Une coalition de onze fabricants européens de panneaux solaires monte au créneau contre le gouvernement italien. Ils dénoncent une disposition clé de la loi de finances 2026 qui, selon eux, fausse la concurrence en réservant un avantage fiscal crucial à une technologie photovoltaïque spécifique : l’hétérojonction (HJT). Cette mesure, destinée à stimuler les investissements, risque selon l’industrie d’étouffer l’innovation, d’augmenter les coûts et de ralentir le déploiement des énergies renouvelables en Italie.

Le « Super amortissement » italien au cœur du débat

Le dispositif incriminé est l’Iperammortamento (Super amortissement). Cet avantage fiscal permet aux entreprises de déduire une part majorée de leurs investissements dans des biens d’équipement, y compris les systèmes photovoltaïques couplés à des projets d’efficacité énergétique. Initialement conçu pour moderniser l’industrie, son champ d’application a été restreint par des amendements récents.

Les nouvelles règles, publiées fin octobre 2023 et modifiées par la suite, limitent l’éligibilité aux seuls modules bifaciaux à hétérojonction fabriqués en Europe avec un rendement de cellule supérieur à 24%, ainsi qu’aux panneaux tandem à pérovskite. Cette dernière technologie n’étant pas encore disponible à l’échelle commerciale, le bénéfice se concentre de facto sur les panneaux HJT.

Une distorsion de concurrence au profit d’un seul acteur ?

Les onze fabricants signataires – Bisol, Eurener, FuturaSun, FlySolartech, Omnia Solar, SonnenKraft, SoliTek, Soluxtec, Solvis, Sunerg Solar et Torri Solare – estiment que ce cadre réglementaire crée un marché captif. Ils pointent du doigt le fait qu’il favoriserait principalement 3Sun, l’usine de fabrication du géant énergétique italien Enel, qui produit justement des panneaux à hétérojonction.

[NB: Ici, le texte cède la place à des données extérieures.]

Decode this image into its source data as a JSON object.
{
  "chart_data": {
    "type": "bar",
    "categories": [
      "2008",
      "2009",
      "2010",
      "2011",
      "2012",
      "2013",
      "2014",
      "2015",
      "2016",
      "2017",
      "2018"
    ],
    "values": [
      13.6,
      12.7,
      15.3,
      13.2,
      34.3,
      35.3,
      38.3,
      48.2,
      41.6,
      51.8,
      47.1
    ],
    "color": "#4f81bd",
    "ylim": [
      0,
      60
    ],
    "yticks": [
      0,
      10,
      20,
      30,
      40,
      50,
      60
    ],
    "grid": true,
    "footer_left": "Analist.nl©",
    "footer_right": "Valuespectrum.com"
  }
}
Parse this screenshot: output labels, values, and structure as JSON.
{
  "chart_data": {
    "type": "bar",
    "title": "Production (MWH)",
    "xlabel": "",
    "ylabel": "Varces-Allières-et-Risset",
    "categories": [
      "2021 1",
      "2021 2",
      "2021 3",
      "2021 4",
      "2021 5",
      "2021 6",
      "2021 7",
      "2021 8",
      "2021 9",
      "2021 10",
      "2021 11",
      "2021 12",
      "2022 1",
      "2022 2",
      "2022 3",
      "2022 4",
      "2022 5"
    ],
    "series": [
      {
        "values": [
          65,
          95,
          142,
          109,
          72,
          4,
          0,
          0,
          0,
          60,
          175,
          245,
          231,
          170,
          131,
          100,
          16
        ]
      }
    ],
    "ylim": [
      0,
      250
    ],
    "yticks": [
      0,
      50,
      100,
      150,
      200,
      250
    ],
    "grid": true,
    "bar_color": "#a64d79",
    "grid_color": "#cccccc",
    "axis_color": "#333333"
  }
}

« Cette architecture crée une restriction manifeste du marché, favorisant in fine un seul acteur industriel », peut-on lire dans leur déclaration commune. Les technologies dominantes et en forte croissance sur le marché mondial, comme les modules TOPCon (Tunnel Oxide Passivated Contact) ou à contact arrière, sont exclues du dispositif, bien qu’elles représentent une part majoritaire de la production et des innovations actuelles.

Pour comprendre l’importance de ces technologies sur le marché global, des ressources comme les rapports de l’Agence Internationale de l’Énergie (AIE) ou les analyses du Fraunhofer Institute for Solar Energy Systems (ISE) fournissent des données précieuses sur les tendances du secteur.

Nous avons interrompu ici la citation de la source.